The cash market is the marketplace where currencies are bought and sold at current prices. The price depends on supply and demand. It is subject to numerous influencing factors such as economic performance, interest forex brokers with bonus in south africa rates or political stability. There may be a maximum of two banking days between the conclusion of the transaction and the execution. At that time, the seller delivers the corresponding foreign currency to the agreed account and the buyer pays in the agreed currency. Because of the electronic commerce, this is usually very quick. Transactions on the cash market are also called spot transactions.
On the other hand, no actual forex trading in nz are traded on the futures market. Instead, contracts are traded that guarantee claims to a currency at a specific price at a specific point in time. Forward transactions can be concluded for a period of at least three days up to more than a year.
Regardless of the price development, the contractual partners must meet their obligations by the due date. Mainly large, international companies use these forward transactions in the form of forwards or futures to hedge against future currency fluctuations.
Forwards are contracts, the content and conditions of which are freely negotiated between the contracting parties. The contract content of futures, on the other hand, is determined and standardized by the exchange on which they are traded. Both types of contract are of course binding, even if trading in the contracts is possible before the end of the term.

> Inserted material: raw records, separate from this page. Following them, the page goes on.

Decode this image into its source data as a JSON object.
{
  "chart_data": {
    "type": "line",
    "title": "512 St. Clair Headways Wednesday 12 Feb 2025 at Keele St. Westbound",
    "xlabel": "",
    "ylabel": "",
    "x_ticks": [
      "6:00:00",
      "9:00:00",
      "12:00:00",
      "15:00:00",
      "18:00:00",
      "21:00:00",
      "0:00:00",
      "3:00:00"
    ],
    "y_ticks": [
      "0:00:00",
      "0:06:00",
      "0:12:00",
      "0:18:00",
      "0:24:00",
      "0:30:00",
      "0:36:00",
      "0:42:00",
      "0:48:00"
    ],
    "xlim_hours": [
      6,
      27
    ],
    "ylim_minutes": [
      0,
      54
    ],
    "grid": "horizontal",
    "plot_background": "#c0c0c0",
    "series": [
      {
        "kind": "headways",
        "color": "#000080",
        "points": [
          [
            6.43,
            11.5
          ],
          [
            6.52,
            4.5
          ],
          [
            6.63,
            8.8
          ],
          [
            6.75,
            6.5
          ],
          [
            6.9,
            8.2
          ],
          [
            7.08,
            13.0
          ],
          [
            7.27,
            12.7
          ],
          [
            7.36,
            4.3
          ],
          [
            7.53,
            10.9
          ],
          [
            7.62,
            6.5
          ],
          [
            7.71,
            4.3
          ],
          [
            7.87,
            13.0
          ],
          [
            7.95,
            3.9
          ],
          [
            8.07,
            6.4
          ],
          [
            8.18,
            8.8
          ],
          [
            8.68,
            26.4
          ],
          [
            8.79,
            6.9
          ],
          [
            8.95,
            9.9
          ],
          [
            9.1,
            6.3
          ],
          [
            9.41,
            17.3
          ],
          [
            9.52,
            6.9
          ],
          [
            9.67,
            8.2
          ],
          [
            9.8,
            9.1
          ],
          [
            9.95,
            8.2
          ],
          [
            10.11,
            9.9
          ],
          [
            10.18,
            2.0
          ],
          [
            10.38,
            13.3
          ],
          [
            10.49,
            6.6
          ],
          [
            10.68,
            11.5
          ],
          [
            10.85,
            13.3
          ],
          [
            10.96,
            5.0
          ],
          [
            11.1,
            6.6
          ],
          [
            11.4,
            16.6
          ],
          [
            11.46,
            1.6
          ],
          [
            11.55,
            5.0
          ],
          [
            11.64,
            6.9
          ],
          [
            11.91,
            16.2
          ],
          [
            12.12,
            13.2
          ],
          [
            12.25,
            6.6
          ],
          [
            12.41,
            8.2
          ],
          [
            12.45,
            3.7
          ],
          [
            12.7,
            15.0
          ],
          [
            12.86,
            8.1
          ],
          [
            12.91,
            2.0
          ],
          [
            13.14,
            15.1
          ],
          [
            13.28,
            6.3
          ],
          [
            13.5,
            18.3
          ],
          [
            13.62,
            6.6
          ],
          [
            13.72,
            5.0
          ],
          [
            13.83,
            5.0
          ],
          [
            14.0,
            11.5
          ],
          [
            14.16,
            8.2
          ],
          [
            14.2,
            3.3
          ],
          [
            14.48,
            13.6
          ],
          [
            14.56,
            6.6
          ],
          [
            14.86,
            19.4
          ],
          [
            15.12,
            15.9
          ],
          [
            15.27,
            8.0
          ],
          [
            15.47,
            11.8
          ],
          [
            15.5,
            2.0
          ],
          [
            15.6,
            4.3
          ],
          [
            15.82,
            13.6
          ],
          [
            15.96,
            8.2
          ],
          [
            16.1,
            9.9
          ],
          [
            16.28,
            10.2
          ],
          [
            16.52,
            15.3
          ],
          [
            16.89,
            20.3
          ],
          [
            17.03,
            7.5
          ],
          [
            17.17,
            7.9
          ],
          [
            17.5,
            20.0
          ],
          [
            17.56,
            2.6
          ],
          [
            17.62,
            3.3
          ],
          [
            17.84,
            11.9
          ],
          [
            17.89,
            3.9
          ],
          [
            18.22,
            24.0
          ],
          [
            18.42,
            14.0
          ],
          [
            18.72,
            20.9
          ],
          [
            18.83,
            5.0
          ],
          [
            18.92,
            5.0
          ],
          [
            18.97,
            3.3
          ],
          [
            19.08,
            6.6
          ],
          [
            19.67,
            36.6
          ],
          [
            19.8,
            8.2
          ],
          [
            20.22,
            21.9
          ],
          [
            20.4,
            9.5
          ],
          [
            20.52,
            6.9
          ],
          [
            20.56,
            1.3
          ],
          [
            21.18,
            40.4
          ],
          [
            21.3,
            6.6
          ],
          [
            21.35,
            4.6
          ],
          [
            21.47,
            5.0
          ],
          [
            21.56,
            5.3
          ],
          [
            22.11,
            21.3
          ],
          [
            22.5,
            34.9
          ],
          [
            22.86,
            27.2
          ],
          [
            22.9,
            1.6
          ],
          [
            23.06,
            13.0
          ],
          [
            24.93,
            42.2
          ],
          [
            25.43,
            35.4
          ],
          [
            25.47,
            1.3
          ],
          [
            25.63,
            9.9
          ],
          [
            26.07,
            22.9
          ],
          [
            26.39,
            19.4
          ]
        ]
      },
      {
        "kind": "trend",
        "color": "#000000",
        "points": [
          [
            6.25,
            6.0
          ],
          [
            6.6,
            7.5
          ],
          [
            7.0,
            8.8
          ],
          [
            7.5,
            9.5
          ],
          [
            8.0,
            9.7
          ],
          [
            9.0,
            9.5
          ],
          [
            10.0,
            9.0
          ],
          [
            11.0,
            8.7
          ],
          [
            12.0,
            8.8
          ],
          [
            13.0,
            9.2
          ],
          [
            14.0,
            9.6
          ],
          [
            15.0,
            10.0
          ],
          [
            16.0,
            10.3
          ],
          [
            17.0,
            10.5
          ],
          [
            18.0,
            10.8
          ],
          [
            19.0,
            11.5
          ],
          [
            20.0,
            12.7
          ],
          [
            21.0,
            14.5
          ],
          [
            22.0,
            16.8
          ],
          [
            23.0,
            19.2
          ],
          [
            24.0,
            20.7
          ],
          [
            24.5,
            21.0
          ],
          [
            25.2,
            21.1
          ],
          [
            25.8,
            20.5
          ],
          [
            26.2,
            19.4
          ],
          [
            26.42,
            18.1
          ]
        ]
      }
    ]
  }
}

The opportunities and risks of the forex market
The factors trading volume, volatility and the global structures are reasons for the success story of the foreign exchange market in recent years. Due to the high liquidity that prevails on this financial market, it is possible for individual investors to place very large trades without significantly influencing the exchange rates. As a result, there is fairness in the market because prices are created by supply and demand, but cannot be manipulated using individual large positions.
In addition, the high liquidity on top forex brokers in australia influences the informative value of the technical analysis. A large number of speculators therefore trust chart analysis when trading currencies and act very precisely.
While the market per se already reveals advantages, the trade can also come up with plus points. Thanks to the leverage effect, it is also possible for private investors to hold large positions of, for example, 50,000 euros, even though they have only deposited 1,000 euros of trading capital as margin with the broker.
Leverage is of course a double-edged sword. By using large leverage you can increase your profits, but at the same time the possible amount of losses increases if the prices run against you. Despite the risks that come with it, the leverage effect is precisely the reason why so many speculators participate in forex trading.